William Howell Masters III, 60, was charged with exposing himself to a sheriff's deputy and another woman near a Michigan river AP Photo/Huron County Sheriff

(CBS/AP) DETROIT  - William H. Masters III, the son of famed sex researcher Dr. William H. Masters, is accused of exposing himself to a sheriff's deputy and another woman along a river in eastern Michigan.

The deputy and the woman were reportedly posing as recreational kayakers during a sting operation when a completely nude William H. Masters III yelled for their attention on Saturday, making obscene gestures from the bank of the Pinnebog River, Huron County Sheriff Kelly Hanson said.

Hanson said his office investigated four indecent exposure incidents in the area during the past two weeks, but added, "this has been going on for years."

Investigators are now looking into similarities between Masters' case and past incidents of indecent exposure in the Port Crescent State Park area, Hanson said.
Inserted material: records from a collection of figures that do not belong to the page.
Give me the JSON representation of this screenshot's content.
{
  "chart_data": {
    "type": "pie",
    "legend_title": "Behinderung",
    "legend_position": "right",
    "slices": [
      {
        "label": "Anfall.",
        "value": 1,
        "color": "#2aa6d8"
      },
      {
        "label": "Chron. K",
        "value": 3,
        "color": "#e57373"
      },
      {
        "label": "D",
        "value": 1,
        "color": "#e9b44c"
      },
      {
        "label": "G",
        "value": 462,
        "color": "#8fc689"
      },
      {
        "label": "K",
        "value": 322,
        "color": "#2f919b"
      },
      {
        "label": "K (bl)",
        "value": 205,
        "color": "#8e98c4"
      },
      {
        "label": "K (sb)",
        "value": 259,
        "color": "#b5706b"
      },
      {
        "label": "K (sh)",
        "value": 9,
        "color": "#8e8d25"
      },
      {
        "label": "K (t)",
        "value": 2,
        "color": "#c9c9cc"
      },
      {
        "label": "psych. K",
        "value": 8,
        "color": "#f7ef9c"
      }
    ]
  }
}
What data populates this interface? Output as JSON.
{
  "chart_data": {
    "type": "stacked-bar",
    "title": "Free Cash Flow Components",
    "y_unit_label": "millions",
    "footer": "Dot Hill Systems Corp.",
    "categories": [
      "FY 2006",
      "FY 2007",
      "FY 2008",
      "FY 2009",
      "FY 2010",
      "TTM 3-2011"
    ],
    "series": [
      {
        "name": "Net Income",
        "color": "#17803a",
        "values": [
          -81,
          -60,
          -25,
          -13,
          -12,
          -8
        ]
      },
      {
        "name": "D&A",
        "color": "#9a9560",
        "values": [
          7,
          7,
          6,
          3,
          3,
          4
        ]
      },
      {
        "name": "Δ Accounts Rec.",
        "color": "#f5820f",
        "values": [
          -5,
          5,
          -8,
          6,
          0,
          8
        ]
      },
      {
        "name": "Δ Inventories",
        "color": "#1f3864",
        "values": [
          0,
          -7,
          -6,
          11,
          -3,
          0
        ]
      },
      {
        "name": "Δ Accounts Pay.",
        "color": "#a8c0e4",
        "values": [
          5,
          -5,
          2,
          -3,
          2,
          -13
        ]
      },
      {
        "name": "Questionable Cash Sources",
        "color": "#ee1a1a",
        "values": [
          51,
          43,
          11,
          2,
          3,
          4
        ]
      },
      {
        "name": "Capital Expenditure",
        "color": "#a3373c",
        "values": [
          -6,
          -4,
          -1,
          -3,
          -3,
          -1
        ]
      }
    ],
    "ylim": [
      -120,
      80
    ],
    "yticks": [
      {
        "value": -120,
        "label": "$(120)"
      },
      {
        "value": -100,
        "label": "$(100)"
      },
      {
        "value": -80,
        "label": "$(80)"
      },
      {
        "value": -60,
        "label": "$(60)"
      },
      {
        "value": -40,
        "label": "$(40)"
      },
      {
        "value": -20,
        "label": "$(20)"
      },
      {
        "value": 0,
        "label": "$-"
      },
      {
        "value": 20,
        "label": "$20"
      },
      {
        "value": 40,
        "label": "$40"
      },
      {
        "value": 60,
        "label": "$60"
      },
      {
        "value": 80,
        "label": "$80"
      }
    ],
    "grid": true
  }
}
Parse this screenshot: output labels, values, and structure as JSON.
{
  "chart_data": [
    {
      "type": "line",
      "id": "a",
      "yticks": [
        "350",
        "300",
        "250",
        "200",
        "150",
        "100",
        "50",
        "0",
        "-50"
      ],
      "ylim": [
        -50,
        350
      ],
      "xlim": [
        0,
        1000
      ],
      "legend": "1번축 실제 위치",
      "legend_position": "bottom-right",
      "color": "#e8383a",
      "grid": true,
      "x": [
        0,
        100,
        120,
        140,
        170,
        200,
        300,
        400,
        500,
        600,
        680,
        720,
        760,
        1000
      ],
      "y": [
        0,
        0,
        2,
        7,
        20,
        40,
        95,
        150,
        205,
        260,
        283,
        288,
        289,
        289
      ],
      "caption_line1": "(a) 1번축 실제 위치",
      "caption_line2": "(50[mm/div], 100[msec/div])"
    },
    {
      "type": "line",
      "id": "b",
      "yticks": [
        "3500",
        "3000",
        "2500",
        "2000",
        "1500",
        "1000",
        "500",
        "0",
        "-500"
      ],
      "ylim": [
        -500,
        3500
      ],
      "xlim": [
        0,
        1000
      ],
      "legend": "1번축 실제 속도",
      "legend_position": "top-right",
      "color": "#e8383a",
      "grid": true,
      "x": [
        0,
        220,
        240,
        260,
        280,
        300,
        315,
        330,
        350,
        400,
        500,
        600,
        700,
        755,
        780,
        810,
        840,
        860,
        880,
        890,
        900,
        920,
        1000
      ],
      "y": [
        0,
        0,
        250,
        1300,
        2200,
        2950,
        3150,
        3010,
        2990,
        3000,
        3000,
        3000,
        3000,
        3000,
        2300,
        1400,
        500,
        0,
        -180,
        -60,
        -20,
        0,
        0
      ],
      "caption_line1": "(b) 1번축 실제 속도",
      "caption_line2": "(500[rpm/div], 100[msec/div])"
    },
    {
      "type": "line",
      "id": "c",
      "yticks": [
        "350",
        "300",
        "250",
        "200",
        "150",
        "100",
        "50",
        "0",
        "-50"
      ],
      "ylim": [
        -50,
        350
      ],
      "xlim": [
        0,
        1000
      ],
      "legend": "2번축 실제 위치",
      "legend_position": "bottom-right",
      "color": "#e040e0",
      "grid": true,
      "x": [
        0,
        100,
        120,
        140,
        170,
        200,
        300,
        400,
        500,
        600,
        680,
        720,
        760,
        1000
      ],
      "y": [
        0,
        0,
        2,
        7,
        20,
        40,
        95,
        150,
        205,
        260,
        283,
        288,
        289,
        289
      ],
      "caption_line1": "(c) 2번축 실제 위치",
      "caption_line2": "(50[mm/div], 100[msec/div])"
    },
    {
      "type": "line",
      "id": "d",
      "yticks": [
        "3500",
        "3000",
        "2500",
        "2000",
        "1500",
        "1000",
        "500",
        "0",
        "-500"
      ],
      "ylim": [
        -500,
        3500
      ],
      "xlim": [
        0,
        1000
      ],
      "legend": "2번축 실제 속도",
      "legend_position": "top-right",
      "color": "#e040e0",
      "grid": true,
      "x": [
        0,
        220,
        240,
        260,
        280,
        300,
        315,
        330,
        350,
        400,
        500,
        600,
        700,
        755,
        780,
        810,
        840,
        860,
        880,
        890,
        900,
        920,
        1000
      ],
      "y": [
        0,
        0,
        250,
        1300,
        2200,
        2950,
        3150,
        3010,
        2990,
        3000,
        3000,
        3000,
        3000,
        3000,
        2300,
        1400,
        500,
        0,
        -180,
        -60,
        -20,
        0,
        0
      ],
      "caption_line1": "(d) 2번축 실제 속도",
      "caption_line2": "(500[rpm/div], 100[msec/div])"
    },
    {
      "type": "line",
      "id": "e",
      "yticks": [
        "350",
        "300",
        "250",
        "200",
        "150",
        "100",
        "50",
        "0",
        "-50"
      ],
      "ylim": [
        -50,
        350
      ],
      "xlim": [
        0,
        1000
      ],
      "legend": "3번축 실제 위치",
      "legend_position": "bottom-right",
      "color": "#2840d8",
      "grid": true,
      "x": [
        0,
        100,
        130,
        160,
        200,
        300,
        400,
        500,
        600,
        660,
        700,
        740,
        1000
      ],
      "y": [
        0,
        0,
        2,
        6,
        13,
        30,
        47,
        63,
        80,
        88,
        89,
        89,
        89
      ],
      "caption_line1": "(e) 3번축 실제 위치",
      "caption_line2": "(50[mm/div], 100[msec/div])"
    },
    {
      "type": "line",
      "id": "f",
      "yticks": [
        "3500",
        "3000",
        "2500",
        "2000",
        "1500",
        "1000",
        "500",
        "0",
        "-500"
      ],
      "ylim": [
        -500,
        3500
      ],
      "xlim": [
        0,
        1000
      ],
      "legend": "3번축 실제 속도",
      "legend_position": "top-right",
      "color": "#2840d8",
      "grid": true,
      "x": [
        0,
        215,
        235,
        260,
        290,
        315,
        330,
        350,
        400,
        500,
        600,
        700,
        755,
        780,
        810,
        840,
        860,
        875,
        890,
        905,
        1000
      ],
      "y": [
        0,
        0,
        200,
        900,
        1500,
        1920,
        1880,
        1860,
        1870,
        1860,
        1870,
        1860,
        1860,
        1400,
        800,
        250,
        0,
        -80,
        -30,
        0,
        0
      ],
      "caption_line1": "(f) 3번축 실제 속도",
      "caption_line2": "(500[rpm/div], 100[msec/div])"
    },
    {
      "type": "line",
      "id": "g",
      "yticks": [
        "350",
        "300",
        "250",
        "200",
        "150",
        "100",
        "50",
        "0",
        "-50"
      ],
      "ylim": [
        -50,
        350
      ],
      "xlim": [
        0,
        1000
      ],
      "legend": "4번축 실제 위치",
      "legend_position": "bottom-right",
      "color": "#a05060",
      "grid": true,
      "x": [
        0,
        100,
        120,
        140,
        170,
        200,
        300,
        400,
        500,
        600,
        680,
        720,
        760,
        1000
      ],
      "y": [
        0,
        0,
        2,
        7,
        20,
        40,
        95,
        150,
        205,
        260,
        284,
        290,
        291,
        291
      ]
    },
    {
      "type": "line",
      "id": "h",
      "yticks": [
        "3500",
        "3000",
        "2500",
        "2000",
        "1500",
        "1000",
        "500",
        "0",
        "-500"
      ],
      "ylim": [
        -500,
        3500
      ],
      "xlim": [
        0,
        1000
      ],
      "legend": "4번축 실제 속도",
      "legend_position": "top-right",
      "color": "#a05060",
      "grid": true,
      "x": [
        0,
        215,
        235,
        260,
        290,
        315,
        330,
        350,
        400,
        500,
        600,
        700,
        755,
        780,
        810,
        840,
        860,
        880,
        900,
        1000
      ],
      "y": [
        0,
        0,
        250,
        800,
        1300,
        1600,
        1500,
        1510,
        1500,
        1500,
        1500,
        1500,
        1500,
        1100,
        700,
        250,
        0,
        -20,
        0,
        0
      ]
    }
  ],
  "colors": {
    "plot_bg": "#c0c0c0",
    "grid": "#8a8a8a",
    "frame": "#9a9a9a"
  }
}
Masters, who lives in Southampton, N.Y., is charged with aggravated indecent exposure, a misdemeanor punishable by up to two years in jail and a $2,000 fine.

On May 9, Masters was arrested after a police officer reported seeing him expose his genitals and masturbate in New York City's Central Park. Court records show he was ordered to perform two days of community service under an agreement with prosecutors. Prosecutors said Masters' Michigan arrest might affect the New York case.

Masters was freed on a $5,000 cash bond, said County Prosecutor Timothy Rutkowski. The judge permitted Masters to travel to New York, but he must be present at all court appearances, including a pretrial hearing on Sept. 13.

Masters' father is Dr. William H. Masters, who died in 2001 and pioneered research in the field of human sexuality, according to The Associated Press. The elder Masters and his partner Virginia Johnson conducted interviews and observed sex in the act, researching biological responses and monitoring the physiology of sexual arousal. He and Johnson, whom he later married, wrote 1966's "Human Sexual Response," which was a best-seller.